Pour les économies dépendantes des importations comme les Philippines, la transmission est rapide. La hausse des coûts de carburant exerce une pression sur le peso, comprime les marges des entreprises et complique la politique monétaire. Dans un système commercial mondial fondé sur un mouvement ininterrompu, le pétrole devient le levier et Ormuz devient le point d'appui par lequel l'incertitude géopolitique se convertit en inflation mondiale.

Les marchés pétroliers philippins deviennent de plus en plus nerveux alors que le conflit au Moyen-Orient injecte une nouvelle volatilité dans le commerce mondial de l'énergie, suscitant des craintes que les prix à la pompe nationaux puissent bientôt dépasser ₱90 par litre si le brut continue sa hausse. 

Les détaillants de carburant locaux ont déjà mis en œuvre une nouvelle série de hausses de prix — ₱1,90 par litre pour l'essence, ₱1,20 pour le diesel et ₱1,50 pour le kérosène — marquant la huitième augmentation hebdomadaire consécutive cette année pour l'essence et la dixième pour le diesel et le kérosène, alors que les marchés mondiaux intègrent le risque géopolitique. 

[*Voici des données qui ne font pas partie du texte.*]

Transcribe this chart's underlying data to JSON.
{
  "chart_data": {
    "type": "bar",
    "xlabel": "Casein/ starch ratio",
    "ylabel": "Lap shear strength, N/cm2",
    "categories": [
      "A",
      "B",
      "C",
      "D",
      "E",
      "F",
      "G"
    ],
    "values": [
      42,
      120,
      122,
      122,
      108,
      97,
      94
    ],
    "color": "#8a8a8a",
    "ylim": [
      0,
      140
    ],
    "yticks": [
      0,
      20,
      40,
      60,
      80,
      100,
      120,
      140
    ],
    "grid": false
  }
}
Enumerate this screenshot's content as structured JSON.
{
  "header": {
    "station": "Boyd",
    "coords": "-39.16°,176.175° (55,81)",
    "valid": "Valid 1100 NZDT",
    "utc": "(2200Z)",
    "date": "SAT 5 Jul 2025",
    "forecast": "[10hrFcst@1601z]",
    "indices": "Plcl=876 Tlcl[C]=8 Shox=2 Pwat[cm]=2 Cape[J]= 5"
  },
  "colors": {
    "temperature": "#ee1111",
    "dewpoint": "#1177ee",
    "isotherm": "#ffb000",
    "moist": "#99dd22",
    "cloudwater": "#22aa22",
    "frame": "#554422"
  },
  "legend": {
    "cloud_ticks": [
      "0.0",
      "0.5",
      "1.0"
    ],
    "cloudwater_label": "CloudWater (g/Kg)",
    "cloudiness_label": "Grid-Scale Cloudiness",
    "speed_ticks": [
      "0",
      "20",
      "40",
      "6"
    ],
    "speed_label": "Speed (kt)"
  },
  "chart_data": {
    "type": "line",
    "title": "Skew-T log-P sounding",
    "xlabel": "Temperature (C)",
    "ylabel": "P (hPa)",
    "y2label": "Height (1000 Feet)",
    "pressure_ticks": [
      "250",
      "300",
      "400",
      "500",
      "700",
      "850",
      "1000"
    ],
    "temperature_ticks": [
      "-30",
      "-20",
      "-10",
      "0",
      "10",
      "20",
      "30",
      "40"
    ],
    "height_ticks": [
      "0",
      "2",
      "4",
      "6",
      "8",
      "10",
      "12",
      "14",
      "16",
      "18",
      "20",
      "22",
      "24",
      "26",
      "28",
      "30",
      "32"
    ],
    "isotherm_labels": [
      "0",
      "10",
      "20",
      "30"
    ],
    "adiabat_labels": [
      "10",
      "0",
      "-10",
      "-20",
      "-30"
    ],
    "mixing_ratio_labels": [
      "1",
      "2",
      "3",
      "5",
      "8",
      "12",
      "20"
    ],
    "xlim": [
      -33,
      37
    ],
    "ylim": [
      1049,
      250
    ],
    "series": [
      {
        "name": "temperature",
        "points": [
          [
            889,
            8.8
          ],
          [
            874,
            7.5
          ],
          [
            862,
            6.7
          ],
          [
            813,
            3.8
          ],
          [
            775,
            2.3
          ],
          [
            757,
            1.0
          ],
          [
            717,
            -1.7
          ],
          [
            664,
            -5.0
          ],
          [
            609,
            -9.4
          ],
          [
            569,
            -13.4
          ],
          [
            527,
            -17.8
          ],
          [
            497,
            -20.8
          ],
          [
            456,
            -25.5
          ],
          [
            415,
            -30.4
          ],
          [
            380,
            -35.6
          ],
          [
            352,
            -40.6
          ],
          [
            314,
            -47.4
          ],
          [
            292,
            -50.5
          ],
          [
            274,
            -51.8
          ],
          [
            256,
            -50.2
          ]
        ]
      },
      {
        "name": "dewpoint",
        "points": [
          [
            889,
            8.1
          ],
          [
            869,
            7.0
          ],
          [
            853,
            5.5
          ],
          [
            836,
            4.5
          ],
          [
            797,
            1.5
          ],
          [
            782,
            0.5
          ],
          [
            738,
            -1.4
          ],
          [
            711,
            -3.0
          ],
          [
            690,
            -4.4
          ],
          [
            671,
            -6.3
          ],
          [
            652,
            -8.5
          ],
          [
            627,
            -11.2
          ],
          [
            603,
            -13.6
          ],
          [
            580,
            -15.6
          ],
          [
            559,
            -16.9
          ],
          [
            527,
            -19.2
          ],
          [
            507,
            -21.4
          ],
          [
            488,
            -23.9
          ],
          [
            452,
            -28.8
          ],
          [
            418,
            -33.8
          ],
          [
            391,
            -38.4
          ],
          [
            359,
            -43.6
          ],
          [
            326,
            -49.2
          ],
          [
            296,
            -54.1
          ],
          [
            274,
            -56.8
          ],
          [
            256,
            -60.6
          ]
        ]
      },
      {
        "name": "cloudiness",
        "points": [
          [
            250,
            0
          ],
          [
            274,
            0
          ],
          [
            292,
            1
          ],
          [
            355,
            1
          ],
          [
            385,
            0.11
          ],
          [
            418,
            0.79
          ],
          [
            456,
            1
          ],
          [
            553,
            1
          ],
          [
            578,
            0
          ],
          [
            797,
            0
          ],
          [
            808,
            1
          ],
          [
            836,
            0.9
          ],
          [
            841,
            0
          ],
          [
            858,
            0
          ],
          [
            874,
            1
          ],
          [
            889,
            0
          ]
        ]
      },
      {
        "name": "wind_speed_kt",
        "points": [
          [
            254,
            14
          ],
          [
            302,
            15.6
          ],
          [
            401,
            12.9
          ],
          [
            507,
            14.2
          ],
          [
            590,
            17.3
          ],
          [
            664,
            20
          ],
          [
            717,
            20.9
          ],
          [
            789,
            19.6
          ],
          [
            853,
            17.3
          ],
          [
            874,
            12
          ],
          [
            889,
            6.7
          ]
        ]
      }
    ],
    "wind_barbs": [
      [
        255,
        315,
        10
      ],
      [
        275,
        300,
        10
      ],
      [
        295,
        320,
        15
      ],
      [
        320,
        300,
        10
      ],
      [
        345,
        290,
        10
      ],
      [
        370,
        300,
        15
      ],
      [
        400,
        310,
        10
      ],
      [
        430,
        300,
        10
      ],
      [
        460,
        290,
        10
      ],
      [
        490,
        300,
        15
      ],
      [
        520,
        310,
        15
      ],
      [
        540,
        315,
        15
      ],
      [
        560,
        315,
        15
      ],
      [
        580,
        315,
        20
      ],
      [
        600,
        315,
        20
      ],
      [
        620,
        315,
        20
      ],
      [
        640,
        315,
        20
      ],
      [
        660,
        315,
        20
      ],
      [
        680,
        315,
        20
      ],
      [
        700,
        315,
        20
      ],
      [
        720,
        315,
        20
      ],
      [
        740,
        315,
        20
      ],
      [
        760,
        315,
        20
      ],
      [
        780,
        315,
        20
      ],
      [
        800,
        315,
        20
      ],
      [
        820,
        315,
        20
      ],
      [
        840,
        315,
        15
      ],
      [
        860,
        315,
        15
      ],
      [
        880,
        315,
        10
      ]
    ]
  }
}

Les économistes avertissent que, parce que les Philippines importent environ 90 % de leur approvisionnement en pétrole, les chocs de prix se transmettent plus directement aux consommateurs que dans de nombreuses économies asiatiques bénéficiant de subventions sur les carburants, amplifiant l'impact inflationniste de la hausse du brut. Le Département de l'Énergie (DOE) avertissant que les tensions dans le Golfe pourraient pousser les prix encore plus haut dans les semaines à venir, la perspective de ₱90 par litre d'essence n'est plus un scénario lointain mais un risque émergent qui pourrait se répercuter sur les coûts de transport, la production d'électricité et le coût de la vie plus large à travers le pays. 

La zone de guerre

Le détroit d'Ormuz est depuis longtemps reconnu comme le point de passage énergétique le plus sensible de l'économie mondiale. Cette voie navigable étroite — à peine 21 miles de large à son passage le plus étroit — transporte encore environ 20 à 21 millions de barils de pétrole par jour, équivalant à environ un cinquième de la consommation mondiale, ainsi que près de 20 % du commerce mondial de gaz naturel liquéfié. En termes annualisés, la valeur énergétique qui passe par ce corridor dépasse 600 milliards de dollars. (LIRE : Qu'est-ce que le détroit d'Ormuz et pourquoi est-il si important pour le pétrole ?)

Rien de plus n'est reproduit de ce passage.